I could forgive these challenges if it was clear that improving NPS would lead to improved business success but it doesn’t.

I have a confession to make.

I have worked with several companies that have failed in recent times (hopefully my guidance didn’t contribute to their downfall) but one thing that struck me about all of them was that their NPS scores were sky high. Why did they fail then?

In fairness, it was a multitude of often structural factors that led to their downfall but as a customer champion, one thing was clear to me – they didn’t truly understand their customer needs or how to drive the right profitable customer behaviour and their misplaced faith in NPS blinkered them to the truth.

The truth is that NPS isn’t right for all businesses. Not surprising given that all businesses aren’t alike. So what is the right measure? I’m sure you’ll not be surprised to hear that there is no silver bullet and each company needs to find its own way when it comes to choosing the right customer metrics.
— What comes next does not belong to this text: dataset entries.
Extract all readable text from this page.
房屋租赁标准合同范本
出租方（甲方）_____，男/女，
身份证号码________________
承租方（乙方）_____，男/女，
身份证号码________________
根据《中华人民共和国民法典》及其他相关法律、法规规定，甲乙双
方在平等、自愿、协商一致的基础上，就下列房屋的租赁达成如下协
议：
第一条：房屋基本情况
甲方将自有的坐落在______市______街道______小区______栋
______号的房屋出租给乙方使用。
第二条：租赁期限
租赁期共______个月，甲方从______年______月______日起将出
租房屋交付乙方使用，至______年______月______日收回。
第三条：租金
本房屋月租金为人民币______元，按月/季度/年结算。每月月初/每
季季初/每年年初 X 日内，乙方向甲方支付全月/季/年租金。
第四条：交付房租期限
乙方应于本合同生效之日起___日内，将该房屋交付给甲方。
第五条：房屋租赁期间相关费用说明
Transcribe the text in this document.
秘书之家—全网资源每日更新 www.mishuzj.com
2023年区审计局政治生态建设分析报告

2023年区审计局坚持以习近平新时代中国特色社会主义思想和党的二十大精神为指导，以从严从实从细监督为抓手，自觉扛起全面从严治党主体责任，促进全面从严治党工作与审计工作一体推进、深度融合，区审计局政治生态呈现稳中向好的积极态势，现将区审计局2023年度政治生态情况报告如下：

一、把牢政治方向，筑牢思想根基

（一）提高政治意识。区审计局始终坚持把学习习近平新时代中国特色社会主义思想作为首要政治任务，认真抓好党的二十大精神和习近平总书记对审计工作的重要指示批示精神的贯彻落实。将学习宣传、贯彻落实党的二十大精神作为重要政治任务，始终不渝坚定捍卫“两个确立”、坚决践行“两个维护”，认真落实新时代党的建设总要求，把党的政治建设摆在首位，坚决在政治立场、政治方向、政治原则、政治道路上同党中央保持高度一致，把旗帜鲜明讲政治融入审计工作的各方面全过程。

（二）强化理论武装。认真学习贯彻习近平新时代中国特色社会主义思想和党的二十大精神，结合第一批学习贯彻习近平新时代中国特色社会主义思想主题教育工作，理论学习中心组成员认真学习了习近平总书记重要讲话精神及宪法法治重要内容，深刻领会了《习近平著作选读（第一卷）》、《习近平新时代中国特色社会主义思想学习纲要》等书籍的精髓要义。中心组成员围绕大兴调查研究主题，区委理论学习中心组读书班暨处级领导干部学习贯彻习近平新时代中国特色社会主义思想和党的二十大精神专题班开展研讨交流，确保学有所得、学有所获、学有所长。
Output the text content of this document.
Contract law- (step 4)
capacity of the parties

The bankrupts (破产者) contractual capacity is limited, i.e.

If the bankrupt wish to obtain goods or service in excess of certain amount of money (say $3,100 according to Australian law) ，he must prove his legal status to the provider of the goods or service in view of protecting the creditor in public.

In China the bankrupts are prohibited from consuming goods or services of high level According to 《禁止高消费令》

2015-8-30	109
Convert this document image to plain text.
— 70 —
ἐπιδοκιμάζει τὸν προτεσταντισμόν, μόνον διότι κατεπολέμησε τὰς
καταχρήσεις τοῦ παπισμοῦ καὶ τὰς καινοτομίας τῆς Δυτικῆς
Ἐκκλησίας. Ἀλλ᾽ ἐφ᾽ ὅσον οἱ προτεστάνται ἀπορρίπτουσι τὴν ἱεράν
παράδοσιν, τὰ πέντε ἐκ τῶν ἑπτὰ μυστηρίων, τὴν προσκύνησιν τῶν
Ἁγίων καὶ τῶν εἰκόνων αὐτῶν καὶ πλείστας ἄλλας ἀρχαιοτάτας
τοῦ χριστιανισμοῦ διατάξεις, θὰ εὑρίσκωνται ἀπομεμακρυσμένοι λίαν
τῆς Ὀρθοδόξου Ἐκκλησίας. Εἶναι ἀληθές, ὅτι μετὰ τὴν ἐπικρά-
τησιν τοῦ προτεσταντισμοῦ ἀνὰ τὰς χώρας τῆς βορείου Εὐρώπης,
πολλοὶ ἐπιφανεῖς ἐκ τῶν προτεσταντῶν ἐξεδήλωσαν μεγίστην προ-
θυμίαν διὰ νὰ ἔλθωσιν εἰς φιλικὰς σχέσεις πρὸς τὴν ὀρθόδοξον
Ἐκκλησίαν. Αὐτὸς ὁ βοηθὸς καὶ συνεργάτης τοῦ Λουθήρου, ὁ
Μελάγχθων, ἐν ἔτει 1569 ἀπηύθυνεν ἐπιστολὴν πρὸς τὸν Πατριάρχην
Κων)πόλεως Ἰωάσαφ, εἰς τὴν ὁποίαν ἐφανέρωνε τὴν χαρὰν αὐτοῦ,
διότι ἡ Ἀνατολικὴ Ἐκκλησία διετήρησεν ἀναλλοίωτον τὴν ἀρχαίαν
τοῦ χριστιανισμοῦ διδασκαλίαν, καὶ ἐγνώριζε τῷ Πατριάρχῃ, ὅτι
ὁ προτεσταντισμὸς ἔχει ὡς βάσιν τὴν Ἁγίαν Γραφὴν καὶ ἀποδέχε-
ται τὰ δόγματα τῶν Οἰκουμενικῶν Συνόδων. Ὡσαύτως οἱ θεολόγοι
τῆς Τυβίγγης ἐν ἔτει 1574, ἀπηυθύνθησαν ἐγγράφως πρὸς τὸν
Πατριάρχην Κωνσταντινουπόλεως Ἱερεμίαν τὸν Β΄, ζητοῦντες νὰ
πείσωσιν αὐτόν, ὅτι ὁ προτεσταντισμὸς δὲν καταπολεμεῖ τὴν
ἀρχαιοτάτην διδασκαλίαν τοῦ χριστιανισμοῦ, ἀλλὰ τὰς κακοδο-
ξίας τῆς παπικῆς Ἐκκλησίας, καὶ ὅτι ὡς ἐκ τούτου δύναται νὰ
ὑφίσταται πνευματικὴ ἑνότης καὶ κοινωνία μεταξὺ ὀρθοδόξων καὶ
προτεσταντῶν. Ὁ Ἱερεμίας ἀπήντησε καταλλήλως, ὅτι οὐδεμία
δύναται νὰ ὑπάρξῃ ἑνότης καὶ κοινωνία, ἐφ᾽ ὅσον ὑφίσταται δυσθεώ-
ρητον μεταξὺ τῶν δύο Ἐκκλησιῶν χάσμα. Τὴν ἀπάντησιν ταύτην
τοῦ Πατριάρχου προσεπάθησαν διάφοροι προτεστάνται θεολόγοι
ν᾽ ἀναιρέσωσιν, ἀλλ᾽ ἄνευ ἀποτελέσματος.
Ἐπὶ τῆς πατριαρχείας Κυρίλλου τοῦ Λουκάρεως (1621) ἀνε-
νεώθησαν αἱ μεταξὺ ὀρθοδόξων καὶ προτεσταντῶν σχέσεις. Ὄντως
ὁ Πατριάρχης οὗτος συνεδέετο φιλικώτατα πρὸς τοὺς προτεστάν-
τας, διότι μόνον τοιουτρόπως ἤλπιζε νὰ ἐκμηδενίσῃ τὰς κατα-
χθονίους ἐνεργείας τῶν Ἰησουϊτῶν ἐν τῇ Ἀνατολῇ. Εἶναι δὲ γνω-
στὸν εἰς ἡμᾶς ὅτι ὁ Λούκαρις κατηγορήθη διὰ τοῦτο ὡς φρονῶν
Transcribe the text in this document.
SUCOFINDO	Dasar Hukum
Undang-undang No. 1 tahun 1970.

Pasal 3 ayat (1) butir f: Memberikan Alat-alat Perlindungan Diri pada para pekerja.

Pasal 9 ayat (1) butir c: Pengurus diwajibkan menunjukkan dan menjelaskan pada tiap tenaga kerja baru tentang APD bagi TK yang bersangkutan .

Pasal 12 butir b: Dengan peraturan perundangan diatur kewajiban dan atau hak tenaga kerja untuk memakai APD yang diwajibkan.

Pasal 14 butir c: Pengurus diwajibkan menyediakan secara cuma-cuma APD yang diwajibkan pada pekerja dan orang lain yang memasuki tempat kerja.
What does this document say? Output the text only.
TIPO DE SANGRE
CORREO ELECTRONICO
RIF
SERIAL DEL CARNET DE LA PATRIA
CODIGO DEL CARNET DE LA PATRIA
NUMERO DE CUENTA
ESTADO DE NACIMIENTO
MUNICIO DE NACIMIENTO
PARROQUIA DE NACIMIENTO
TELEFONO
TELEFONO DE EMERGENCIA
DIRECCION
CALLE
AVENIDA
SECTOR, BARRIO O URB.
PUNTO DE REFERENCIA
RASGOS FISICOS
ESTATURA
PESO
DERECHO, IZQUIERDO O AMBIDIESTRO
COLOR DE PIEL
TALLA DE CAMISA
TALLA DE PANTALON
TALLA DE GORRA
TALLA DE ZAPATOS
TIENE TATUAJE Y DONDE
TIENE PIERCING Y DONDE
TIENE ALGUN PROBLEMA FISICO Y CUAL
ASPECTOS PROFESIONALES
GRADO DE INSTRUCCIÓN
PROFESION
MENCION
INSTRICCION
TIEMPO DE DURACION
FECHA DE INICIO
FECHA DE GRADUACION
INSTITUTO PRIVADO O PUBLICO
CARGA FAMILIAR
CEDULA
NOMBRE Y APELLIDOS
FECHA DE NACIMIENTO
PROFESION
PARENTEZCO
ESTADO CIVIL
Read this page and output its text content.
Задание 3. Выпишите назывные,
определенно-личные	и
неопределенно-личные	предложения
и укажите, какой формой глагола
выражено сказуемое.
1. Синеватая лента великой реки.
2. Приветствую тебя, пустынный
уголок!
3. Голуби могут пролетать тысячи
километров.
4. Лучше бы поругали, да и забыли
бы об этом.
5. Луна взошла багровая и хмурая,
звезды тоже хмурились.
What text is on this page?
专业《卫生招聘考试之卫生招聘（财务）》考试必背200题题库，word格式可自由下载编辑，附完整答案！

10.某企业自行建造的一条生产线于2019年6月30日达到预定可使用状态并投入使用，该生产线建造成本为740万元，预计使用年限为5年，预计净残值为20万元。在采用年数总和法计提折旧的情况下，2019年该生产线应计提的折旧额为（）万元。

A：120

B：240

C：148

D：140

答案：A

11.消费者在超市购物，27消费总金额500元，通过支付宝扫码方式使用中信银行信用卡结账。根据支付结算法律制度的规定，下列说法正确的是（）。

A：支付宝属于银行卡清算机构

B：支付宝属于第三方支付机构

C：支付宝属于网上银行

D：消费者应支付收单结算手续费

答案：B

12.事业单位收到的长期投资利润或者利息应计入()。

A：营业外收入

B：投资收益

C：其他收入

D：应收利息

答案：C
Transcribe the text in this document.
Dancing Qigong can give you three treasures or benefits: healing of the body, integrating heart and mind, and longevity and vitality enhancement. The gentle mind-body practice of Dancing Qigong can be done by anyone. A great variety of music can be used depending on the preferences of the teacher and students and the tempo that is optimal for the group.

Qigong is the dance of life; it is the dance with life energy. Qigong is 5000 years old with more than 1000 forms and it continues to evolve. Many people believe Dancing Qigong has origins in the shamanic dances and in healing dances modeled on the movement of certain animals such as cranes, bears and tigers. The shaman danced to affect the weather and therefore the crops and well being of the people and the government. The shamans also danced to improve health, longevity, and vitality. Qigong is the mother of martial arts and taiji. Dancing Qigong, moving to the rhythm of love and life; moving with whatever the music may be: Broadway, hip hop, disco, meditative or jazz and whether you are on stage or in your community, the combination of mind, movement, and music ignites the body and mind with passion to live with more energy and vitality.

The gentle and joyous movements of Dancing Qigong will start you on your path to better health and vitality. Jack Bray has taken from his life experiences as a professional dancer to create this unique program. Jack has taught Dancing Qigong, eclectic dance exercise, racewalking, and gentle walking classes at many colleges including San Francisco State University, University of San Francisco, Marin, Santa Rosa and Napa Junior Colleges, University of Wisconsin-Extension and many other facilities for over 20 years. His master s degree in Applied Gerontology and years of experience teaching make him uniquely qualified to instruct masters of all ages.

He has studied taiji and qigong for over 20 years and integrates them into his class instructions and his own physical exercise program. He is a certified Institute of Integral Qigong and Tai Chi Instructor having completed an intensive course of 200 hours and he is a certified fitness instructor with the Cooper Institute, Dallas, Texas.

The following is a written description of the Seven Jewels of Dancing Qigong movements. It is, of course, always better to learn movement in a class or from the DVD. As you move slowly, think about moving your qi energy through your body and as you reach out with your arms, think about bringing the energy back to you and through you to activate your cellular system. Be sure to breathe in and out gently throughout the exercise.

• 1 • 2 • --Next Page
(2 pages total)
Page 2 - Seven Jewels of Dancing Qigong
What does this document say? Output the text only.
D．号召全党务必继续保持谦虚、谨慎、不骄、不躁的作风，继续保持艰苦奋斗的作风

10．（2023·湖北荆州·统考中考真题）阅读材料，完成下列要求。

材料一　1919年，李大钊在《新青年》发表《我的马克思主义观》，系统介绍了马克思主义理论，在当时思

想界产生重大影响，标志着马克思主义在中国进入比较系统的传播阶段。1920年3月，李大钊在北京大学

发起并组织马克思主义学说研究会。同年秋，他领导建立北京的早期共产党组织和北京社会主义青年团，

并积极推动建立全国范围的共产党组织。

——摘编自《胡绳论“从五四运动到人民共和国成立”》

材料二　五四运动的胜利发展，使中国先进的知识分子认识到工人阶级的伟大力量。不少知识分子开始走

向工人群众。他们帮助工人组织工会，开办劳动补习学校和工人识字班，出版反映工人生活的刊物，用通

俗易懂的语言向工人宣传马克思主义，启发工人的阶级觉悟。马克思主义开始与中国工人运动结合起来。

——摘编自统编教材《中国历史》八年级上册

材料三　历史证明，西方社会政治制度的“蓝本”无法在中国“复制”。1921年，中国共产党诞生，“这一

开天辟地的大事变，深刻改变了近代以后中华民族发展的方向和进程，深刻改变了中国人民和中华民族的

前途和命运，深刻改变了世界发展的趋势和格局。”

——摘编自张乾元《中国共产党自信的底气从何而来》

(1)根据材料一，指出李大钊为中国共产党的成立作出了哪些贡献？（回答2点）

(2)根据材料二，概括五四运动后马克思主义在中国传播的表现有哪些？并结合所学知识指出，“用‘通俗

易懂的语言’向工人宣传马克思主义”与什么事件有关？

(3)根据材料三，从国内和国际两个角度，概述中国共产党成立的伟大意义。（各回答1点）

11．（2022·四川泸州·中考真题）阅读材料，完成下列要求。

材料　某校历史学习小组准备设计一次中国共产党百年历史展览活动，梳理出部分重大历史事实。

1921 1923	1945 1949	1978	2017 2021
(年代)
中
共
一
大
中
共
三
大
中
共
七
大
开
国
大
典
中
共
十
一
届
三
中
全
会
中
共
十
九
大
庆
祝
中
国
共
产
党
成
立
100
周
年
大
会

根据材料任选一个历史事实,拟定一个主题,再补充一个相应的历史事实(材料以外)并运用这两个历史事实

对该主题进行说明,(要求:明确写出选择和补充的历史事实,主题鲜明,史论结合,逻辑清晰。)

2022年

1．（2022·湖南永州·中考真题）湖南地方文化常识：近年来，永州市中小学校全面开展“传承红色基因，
What is clear to me is that the right metric needs to focus on measuring how a business aims to drive its growth and success and the role that consumers play in that success. For many rapidly growing businesses new customer acquisition is key and in these instances NPS might be appropriate. For many established businesses the key is customer retention and for many operating in very competitive environments with lots of customer switching, ensuring we fulfil customer needs and wants is paramount.

What is clear to me is that the right metric needs to focus on measuring how a business aims to drive its growth and success and the role that consumers play in that success.

As researchers and customer champions it is our duty to lead the evolution in the way we measure success amongst out existing and prospective customers. It is our responsibility to make any evolution commercially relevant, easily adoptable and desirable. Those who succeed in this will be the success stories of tomorrow, those who carry on blindly chasing NPS will flounder.

Oh, and if it’s any consolation, NPS is just one question. We can always continue to measure it as we make these changes for the better… just in case I’m wrong.